Why muni issuers are eschewing bank loans
WASHINGTON — Municipal issuers are already removing direct bank loans from their portfolios in favor of other types of more traditional debt thanks to the new tax law as well as rising interest rates, analysts said.
The passage late last year of a new federal tax law that slashed the corporate income tax rate to 21% from 35%, as well as rising short-term interest rates have and may continue to cause issuers to eschew the bank loan market in favor of more traditional borrowing options, Moody’s Investors Service said in a new report. The lead analyst on the report was Jacek Stolarz.
The migration away from bank loans represents a near-complete reversal from the trend over the past several years, when the variable-rate securities market dropped sharply and issuers increasingly began to favor bank loans and private placements.

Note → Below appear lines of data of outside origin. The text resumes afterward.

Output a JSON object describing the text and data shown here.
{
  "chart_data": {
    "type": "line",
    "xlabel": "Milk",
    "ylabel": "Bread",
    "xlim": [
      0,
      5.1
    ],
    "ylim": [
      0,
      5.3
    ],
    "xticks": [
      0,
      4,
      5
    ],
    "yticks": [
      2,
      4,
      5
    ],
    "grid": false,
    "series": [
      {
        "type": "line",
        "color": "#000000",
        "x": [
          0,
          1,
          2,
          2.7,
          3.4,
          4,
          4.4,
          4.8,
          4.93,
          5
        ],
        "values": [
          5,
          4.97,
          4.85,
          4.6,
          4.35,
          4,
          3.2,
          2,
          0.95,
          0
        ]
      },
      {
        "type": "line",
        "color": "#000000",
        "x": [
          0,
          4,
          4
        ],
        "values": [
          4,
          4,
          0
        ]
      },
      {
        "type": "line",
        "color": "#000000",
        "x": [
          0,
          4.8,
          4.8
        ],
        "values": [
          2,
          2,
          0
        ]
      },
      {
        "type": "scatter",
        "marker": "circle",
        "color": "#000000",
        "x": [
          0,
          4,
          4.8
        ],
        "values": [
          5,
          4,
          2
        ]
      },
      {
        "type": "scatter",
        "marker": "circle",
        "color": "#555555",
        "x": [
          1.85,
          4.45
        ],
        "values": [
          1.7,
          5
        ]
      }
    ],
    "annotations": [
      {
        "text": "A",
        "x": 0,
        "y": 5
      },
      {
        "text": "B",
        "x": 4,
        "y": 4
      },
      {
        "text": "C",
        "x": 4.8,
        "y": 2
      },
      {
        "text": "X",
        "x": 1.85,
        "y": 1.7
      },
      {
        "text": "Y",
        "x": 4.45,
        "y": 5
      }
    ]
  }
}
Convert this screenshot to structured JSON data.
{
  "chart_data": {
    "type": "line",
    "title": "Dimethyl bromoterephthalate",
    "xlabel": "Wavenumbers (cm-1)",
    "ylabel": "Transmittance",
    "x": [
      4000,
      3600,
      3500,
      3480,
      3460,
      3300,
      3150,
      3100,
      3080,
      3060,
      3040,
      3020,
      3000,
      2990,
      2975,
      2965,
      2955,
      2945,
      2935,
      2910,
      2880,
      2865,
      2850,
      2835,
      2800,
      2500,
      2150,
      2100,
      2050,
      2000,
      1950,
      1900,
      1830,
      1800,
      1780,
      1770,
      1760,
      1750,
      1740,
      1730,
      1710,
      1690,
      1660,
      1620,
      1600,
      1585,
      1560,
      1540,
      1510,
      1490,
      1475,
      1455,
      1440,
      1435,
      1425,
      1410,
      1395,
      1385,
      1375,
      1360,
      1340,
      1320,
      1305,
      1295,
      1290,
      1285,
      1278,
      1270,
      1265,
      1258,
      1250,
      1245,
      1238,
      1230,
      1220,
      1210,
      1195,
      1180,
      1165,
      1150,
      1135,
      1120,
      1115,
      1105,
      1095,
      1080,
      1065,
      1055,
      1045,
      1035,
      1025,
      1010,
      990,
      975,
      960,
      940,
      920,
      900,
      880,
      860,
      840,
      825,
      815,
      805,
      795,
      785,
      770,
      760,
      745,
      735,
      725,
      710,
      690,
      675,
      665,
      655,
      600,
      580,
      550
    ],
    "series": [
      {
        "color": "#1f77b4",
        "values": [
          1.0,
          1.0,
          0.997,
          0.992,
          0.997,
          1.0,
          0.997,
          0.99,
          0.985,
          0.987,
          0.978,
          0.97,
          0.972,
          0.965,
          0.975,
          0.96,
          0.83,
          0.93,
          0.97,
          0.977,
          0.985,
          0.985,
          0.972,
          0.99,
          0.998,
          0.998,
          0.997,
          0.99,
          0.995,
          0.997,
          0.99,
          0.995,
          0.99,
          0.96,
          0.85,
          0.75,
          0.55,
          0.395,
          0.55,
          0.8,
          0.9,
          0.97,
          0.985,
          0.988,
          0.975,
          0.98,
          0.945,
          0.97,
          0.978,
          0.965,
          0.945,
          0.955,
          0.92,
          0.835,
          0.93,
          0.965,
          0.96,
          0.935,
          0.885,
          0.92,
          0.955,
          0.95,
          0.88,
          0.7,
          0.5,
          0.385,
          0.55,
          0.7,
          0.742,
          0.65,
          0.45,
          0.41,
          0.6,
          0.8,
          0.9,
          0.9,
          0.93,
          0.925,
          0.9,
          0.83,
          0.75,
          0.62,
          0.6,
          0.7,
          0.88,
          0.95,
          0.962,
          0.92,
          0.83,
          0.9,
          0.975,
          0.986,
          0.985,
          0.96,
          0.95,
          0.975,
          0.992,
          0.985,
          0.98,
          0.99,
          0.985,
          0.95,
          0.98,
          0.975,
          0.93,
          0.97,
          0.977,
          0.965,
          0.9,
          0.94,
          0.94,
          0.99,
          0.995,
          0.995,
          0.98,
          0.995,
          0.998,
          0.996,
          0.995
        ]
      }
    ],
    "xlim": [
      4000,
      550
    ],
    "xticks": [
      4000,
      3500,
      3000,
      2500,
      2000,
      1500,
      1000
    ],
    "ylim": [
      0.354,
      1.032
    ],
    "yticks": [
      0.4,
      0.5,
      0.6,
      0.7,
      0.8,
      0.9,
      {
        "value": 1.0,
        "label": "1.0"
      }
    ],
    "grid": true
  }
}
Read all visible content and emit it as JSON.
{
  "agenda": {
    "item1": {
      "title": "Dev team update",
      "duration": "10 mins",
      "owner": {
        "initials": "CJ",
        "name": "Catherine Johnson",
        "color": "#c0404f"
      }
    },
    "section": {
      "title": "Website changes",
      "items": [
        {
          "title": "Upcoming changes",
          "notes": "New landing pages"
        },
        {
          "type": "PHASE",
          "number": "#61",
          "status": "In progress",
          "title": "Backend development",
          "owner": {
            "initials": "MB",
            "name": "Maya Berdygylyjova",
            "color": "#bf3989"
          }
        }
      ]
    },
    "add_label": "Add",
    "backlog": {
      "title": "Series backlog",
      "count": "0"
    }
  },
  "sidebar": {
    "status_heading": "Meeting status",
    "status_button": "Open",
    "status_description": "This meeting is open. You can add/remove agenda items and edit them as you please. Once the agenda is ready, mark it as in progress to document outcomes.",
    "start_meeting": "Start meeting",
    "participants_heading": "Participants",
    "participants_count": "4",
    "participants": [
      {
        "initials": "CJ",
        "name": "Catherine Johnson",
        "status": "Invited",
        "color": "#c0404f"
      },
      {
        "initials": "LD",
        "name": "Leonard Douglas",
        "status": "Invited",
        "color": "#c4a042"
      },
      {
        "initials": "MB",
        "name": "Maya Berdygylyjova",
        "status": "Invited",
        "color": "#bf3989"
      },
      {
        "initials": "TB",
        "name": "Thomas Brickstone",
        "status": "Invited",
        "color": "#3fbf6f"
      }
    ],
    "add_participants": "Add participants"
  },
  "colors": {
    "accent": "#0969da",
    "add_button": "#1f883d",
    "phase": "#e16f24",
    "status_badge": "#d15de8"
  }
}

From the beginning of 2010 to the end of 2017, bank holdings of municipal loans and bonds more than doubled to $560 billion from $225 billion, Moody’s pointed out. Over the same period, the amount of municipal variable-rate demand bonds supported by bank credit or liquidity facilities declined to $147 billion from $400 billion, driven in part by the conversion of bank-supported VRDBs to direct bank loans.
“Rising short-term rates and widening spreads may push municipal issuers to consider alternatives to bank loans for cost-effective financing,” Moody’s analysts wrote in the report. “Right now, with long-term rates rising more slowly than short-term rates, issuers may convert some of their floating rate bank notes to long-term fixed rate bonds to lock in relatively attractive rates. Another alternative for those issuers looking to maintain flexibility with short-term debt may be variable rate demand bonds.”
The passage of the new tax law is another factor, the rating agency explained.
“Banks are attracted to municipal issuers' low default rates and tax-free interest income,” said Moody’s. “The new federal tax law's reduction in the corporate income tax rate to 21% from 35%, however, has eroded some of the attractiveness of municipal loans and bonds to bank lenders. Municipal issuers typically paid lower interest rates than their corporate counterparts, in part because the tax-free interest earnings on municipal bonds were on par with the after-tax yield on corporate loans. With a lower tax rate payable by banks, the relative benefit for the municipal tax exemption has diminished.” As a result, bank loans will be more costly for issuers.
In addition, many bank loans contain so called gross-up provisions that either automatically, or at the bank's discretion, allow banks to increase interest rates on existing loans to reset yields at rates in line with what they could receive in the taxable market.
Matt Fabian, a partner at Municipal Market Analytics, said the swing of the pendulum makes sense. The “universe” of outstanding bank loans was unchanged in the first quarter of 2018 versus the final quarter of 2017 according to the Federal Deposit Insurance Corp., Fabian said, which is an indication that the trend back toward traditional borrowing is already underway.
“While some bank lenders are still growing their programs, that flat number means other banks are letting direct loans roll back into the traditional market,” Fabian said. “Also, year-to-date issuance of muni floating-rate products is up by $6 billion or nearly 50% versus last year and the year before. Most of that is likely an adjustment to life without advance refundings, but at least part is also a return of former privately placed paper.”